Backup and Restore Method 1

Basic ETCD configuration

View the ETCD version
- Describe the etcd pod and check the image name
  
  kubectl describe pod -n kube-system etcd-controlplane
  
  Image: registry.k8s.io/etcd:3.5.12-0
Address to reach the ETCD cluster from the controlplane node
- Describe the etcd pod and check for the --listen-client-urls option in command section
  
  kubectl describe pod -n kube-system etcd-controlplane
  
  --listen-client-urls=https://127.0.0.1:2379,https://192.6.63.9:2379
ETCD server certificate and key file location
- Describe the etcd pod and check for --cert-file option for certificate and --key-file option for key in command section
  
  kubectl describe pod -n kube-system etcd-controlplane
  
  --cert-file=/etc/kubernetes/pki/etcd/server.crt
  
  --key-file=/etc/kubernetes/pki/etcd/server.key
ETCD CA certificate file location
- Describe the etcd pod and check for --trusted-ca-file option for CA certificate in command section
  
  kubectl describe pod -n kube-system etcd-controlplane
  
  --trusted-ca-file=/etc/kubernetes/pki/etcd/ca.crt

ETCD Backup and Restore

Install etcdctl

apt-get install etcd-client
Command to take the snapshot of ETCD database
- Firstly set the etcd version to 3
  
  export ETCDCTL_API=3
- Use etcd snapshot save -h command to view all the options
- Options --cacert, --cert, --key, --endpoints are mandatory to pass while taking a snapshot
  
  etcdctl --cacert=/etc/kubernetes/pki/etcd/ca.crt \
  
  --cert=/etc/kubernetes/pki/etcd/server.crt \
  
  --key=/etc/kubernetes/pki/etcd/server.key \
  
  --endpoints=127.0.0.1:2379 \
  
  snapshot save /opt/snapshot-pre-boot.db
Steps to restore the ETCD database form a snapshot
- Firstly set the etcd version to 3
  
  export ETCDCTL_API=3
- Use etcd snapshot restore -h command to view all the options
- Options --cacert, --cert, --key, --endpoints are optional and --data-dir is only required to pass while restoring a snapshot
  
  etcdctl --data-dir /var/lib/etcd-from-backup \
  
  snapshot restore /opt/snapshot-pre-boot.db
- Note: In this case, we are restoring the snapshot to a different directory but in the same server where we took the backup (the controlplane node) As a result, the only required option for the restore command is the --data-dir.
- Next, update the /etc/kubernetes/manifests/etcd.yaml
- We have now restored the etcd snapshot to a new path on the controlplane - /var/lib/etcd-from-backup, so, the only change to be made in the YAML file, is to change the hostPath for the volume called etcd-data from old directory (/var/lib/etcd) to the new directory (/var/lib/etcd-from-backup).
```
    volumes:
    - hostPath:
        path: /var/lib/etcd-from-backup
        type: DirectoryOrCreate
      name: etcd-data
```
- With this change, /var/lib/etcd on the container points to /var/lib/etcd-from-backup on the controlplane (which is what we want).

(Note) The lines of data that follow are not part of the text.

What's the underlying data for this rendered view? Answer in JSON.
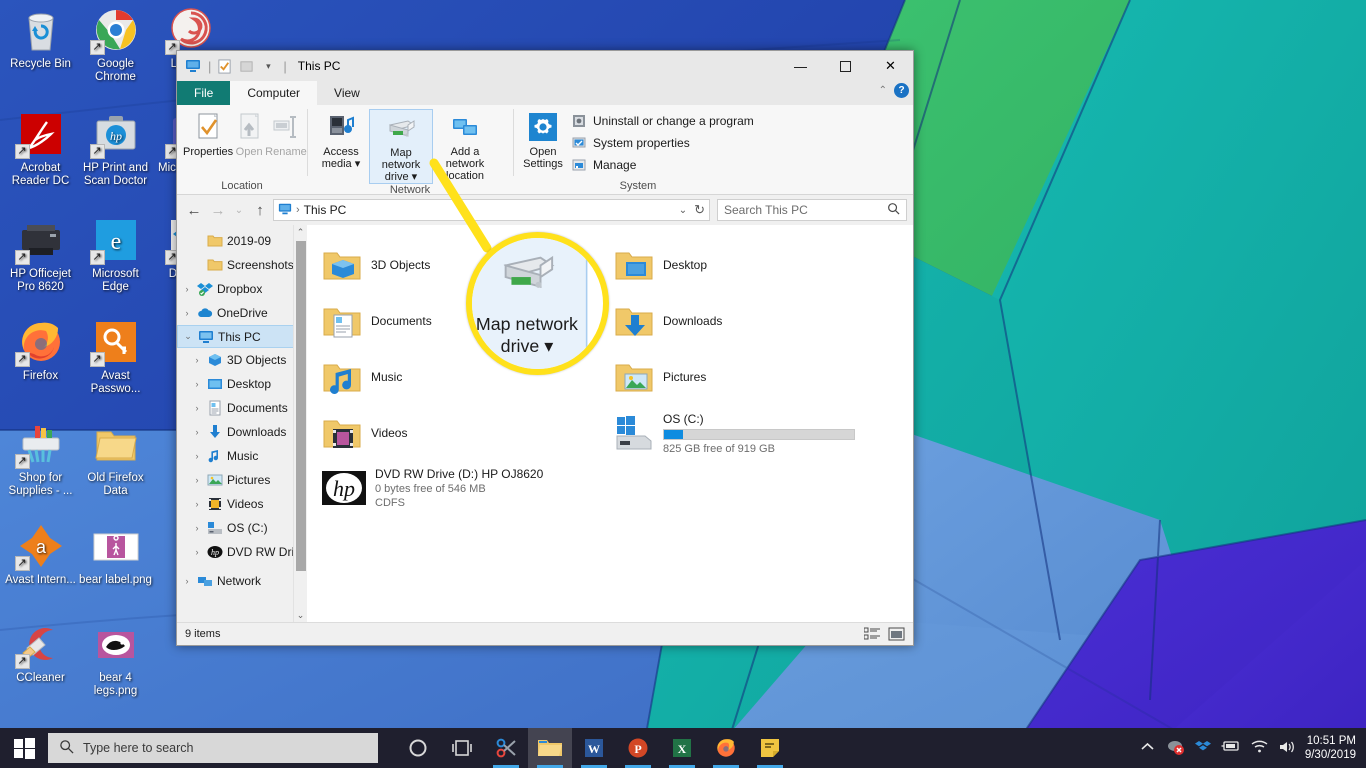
{
  "desktop": {
    "icons": [
      {
        "label": "Recycle Bin",
        "icon": "recycle-bin-icon",
        "shortcut": false
      },
      {
        "label": "Google Chrome",
        "icon": "chrome-icon",
        "shortcut": true
      },
      {
        "label": "Lollipop",
        "icon": "lollipop-icon",
        "shortcut": true
      },
      {
        "label": "Acrobat Reader DC",
        "icon": "acrobat-icon",
        "shortcut": true
      },
      {
        "label": "HP Print and Scan Doctor",
        "icon": "hp-briefcase-icon",
        "shortcut": true
      },
      {
        "label": "Microsoft T...",
        "icon": "teams-icon",
        "shortcut": true
      },
      {
        "label": "HP Officejet Pro 8620",
        "icon": "printer-icon",
        "shortcut": true
      },
      {
        "label": "Microsoft Edge",
        "icon": "edge-icon",
        "shortcut": true
      },
      {
        "label": "Dropbox",
        "icon": "dropbox-icon",
        "shortcut": true
      },
      {
        "label": "Firefox",
        "icon": "firefox-icon",
        "shortcut": true
      },
      {
        "label": "Avast Passwo...",
        "icon": "avast-password-key-icon",
        "shortcut": true
      },
      {
        "label": "Shop for Supplies - ...",
        "icon": "printer-supplies-icon",
        "shortcut": true
      },
      {
        "label": "Old Firefox Data",
        "icon": "folder-icon",
        "shortcut": false
      },
      {
        "label": "Avast Intern...",
        "icon": "avast-icon",
        "shortcut": true
      },
      {
        "label": "bear label.png",
        "icon": "image-thumbnail-icon",
        "shortcut": false
      },
      {
        "label": "CCleaner",
        "icon": "ccleaner-icon",
        "shortcut": true
      },
      {
        "label": "bear 4 legs.png",
        "icon": "image-thumbnail-icon",
        "shortcut": false
      }
    ]
  },
  "window": {
    "title": "This PC",
    "quick_access": [
      "monitor-icon",
      "properties-icon",
      "new-folder-icon",
      "customize-dropdown-icon"
    ],
    "controls": {
      "minimize": "—",
      "maximize": "☐",
      "close": "✕"
    },
    "help_label": "?",
    "collapse_ribbon_label": "⌃"
  },
  "tabs": [
    {
      "label": "File",
      "kind": "file"
    },
    {
      "label": "Computer",
      "kind": "active"
    },
    {
      "label": "View",
      "kind": "normal"
    }
  ],
  "ribbon": {
    "groups": [
      {
        "title": "Location",
        "buttons": [
          {
            "label": "Properties",
            "icon": "properties-icon",
            "disabled": false
          },
          {
            "label": "Open",
            "icon": "open-icon",
            "disabled": true
          },
          {
            "label": "Rename",
            "icon": "rename-icon",
            "disabled": true
          }
        ]
      },
      {
        "title": "Network",
        "buttons": [
          {
            "label": "Access media ▾",
            "icon": "access-media-icon",
            "disabled": false
          },
          {
            "label": "Map network drive ▾",
            "icon": "map-network-drive-icon",
            "disabled": false,
            "highlighted": true
          },
          {
            "label": "Add a network location",
            "icon": "add-network-location-icon",
            "disabled": false
          }
        ]
      },
      {
        "title": "System",
        "big_button": {
          "label": "Open Settings",
          "icon": "gear-icon"
        },
        "small_items": [
          {
            "label": "Uninstall or change a program",
            "icon": "uninstall-program-icon"
          },
          {
            "label": "System properties",
            "icon": "system-properties-icon"
          },
          {
            "label": "Manage",
            "icon": "manage-icon"
          }
        ]
      }
    ]
  },
  "address_bar": {
    "back_label": "←",
    "forward_label": "→",
    "recent_label": "⌄",
    "up_label": "↑",
    "path_icon": "this-pc-icon",
    "path_crumb": "This PC",
    "path_separator": "›",
    "dropdown_label": "⌄",
    "refresh_label": "↻",
    "search_placeholder": "Search This PC",
    "search_value": "",
    "search_icon": "magnifier-icon"
  },
  "nav_pane": {
    "items": [
      {
        "label": "2019-09",
        "icon": "folder-icon",
        "expander": "",
        "indent": 1,
        "selected": false
      },
      {
        "label": "Screenshots",
        "icon": "folder-icon",
        "expander": "",
        "indent": 1,
        "selected": false
      },
      {
        "label": "Dropbox",
        "icon": "dropbox-icon",
        "expander": "›",
        "indent": 0,
        "selected": false
      },
      {
        "label": "OneDrive",
        "icon": "onedrive-icon",
        "expander": "›",
        "indent": 0,
        "selected": false
      },
      {
        "label": "This PC",
        "icon": "this-pc-icon",
        "expander": "⌄",
        "indent": 0,
        "selected": true
      },
      {
        "label": "3D Objects",
        "icon": "3d-objects-icon",
        "expander": "›",
        "indent": 1,
        "selected": false
      },
      {
        "label": "Desktop",
        "icon": "desktop-icon",
        "expander": "›",
        "indent": 1,
        "selected": false
      },
      {
        "label": "Documents",
        "icon": "documents-icon",
        "expander": "›",
        "indent": 1,
        "selected": false
      },
      {
        "label": "Downloads",
        "icon": "downloads-icon",
        "expander": "›",
        "indent": 1,
        "selected": false
      },
      {
        "label": "Music",
        "icon": "music-icon",
        "expander": "›",
        "indent": 1,
        "selected": false
      },
      {
        "label": "Pictures",
        "icon": "pictures-icon",
        "expander": "›",
        "indent": 1,
        "selected": false
      },
      {
        "label": "Videos",
        "icon": "videos-icon",
        "expander": "›",
        "indent": 1,
        "selected": false
      },
      {
        "label": "OS (C:)",
        "icon": "drive-icon",
        "expander": "›",
        "indent": 1,
        "selected": false
      },
      {
        "label": "DVD RW Drive (D",
        "icon": "hp-disc-icon",
        "expander": "›",
        "indent": 1,
        "selected": false
      },
      {
        "label": "Network",
        "icon": "network-icon",
        "expander": "›",
        "indent": 0,
        "selected": false
      }
    ]
  },
  "content": {
    "folders": [
      {
        "label": "3D Objects",
        "icon": "3d-objects-folder-icon"
      },
      {
        "label": "Desktop",
        "icon": "desktop-folder-icon"
      },
      {
        "label": "Documents",
        "icon": "documents-folder-icon"
      },
      {
        "label": "Downloads",
        "icon": "downloads-folder-icon"
      },
      {
        "label": "Music",
        "icon": "music-folder-icon"
      },
      {
        "label": "Pictures",
        "icon": "pictures-folder-icon"
      },
      {
        "label": "Videos",
        "icon": "videos-folder-icon"
      }
    ],
    "drives": [
      {
        "name": "OS (C:)",
        "sub": "825 GB free of 919 GB",
        "used_percent": 10,
        "icon": "windows-drive-icon"
      }
    ],
    "optical": {
      "name": "DVD RW Drive (D:) HP OJ8620",
      "sub": "0 bytes free of 546 MB",
      "filesystem": "CDFS",
      "icon": "hp-disc-icon"
    }
  },
  "status_bar": {
    "item_count": "9 items",
    "view_buttons": [
      {
        "icon": "details-view-icon"
      },
      {
        "icon": "large-icons-view-icon"
      }
    ]
  },
  "callout": {
    "magnified_label_line1": "Map network",
    "magnified_label_line2": "drive ▾",
    "icon": "map-network-drive-icon",
    "ring_color": "#ffe11b"
  },
  "taskbar": {
    "start_icon": "windows-start-icon",
    "search_placeholder": "Type here to search",
    "search_icon": "magnifier-icon",
    "buttons": [
      {
        "icon": "cortana-icon",
        "name": "cortana",
        "running": false
      },
      {
        "icon": "task-view-icon",
        "name": "task-view",
        "running": false
      },
      {
        "icon": "snip-sketch-icon",
        "name": "snip-and-sketch",
        "running": true
      },
      {
        "icon": "file-explorer-icon",
        "name": "file-explorer",
        "running": true,
        "active": true
      },
      {
        "icon": "word-icon",
        "name": "microsoft-word",
        "running": true
      },
      {
        "icon": "powerpoint-icon",
        "name": "microsoft-powerpoint",
        "running": true
      },
      {
        "icon": "excel-icon",
        "name": "microsoft-excel",
        "running": true
      },
      {
        "icon": "firefox-icon",
        "name": "firefox",
        "running": true
      },
      {
        "icon": "sticky-notes-icon",
        "name": "sticky-notes",
        "running": true
      }
    ],
    "tray": [
      {
        "icon": "show-hidden-icons-chevron"
      },
      {
        "icon": "avast-tray-icon"
      },
      {
        "icon": "dropbox-tray-icon"
      },
      {
        "icon": "battery-icon"
      },
      {
        "icon": "wifi-icon"
      },
      {
        "icon": "volume-icon"
      }
    ],
    "clock_time": "10:51 PM",
    "clock_date": "9/30/2019"
  },
  "colors": {
    "file_tab": "#117b73",
    "accent_blue": "#0f8ce0",
    "callout_yellow": "#ffe11b",
    "selection_blue": "#cce3f5",
    "taskbar": "#1f1f2e"
  }
}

Backup and Restore Method 2

ETCD Backup and Restore - Stacked ETCD

“Backup can only be taken from controlplane node”

Steps to check how ETCD is configured on cluster
- Option 1
  - Run kubectl get pods -A command to view all the pods running in cluster.
  - If the pod with the name (suffix) etcd is present in pod list, i.e. it is stacked ETCD.
- Option 2
  - Describe the kube-apiserver pod and check for --etcd-servers option in command section.
  - If it is set to --etcd-servers=127.0.0.1:2379, i.e. it is running on same machine as of master/controlplane node and it is stacked ETCD.
Default data directory used the for stacked ETCD
- Describe the etcd pod and check for --data-dir option in command section
  
  kubectl describe pod -n kube-system etcd-cluster1-controlplane
  
  --data-dir=/var/lib/etcd

Take a backup of ETCD on cluster1 and save it on the student-node at the path /opt/cluster1.db

On the student-node: First set the context to cluster1:

  student-node ~ ➜  kubectl config use-context cluster1
  Switched to context "cluster1".

Next, inspect the endpoints and certificates used by the etcd pod.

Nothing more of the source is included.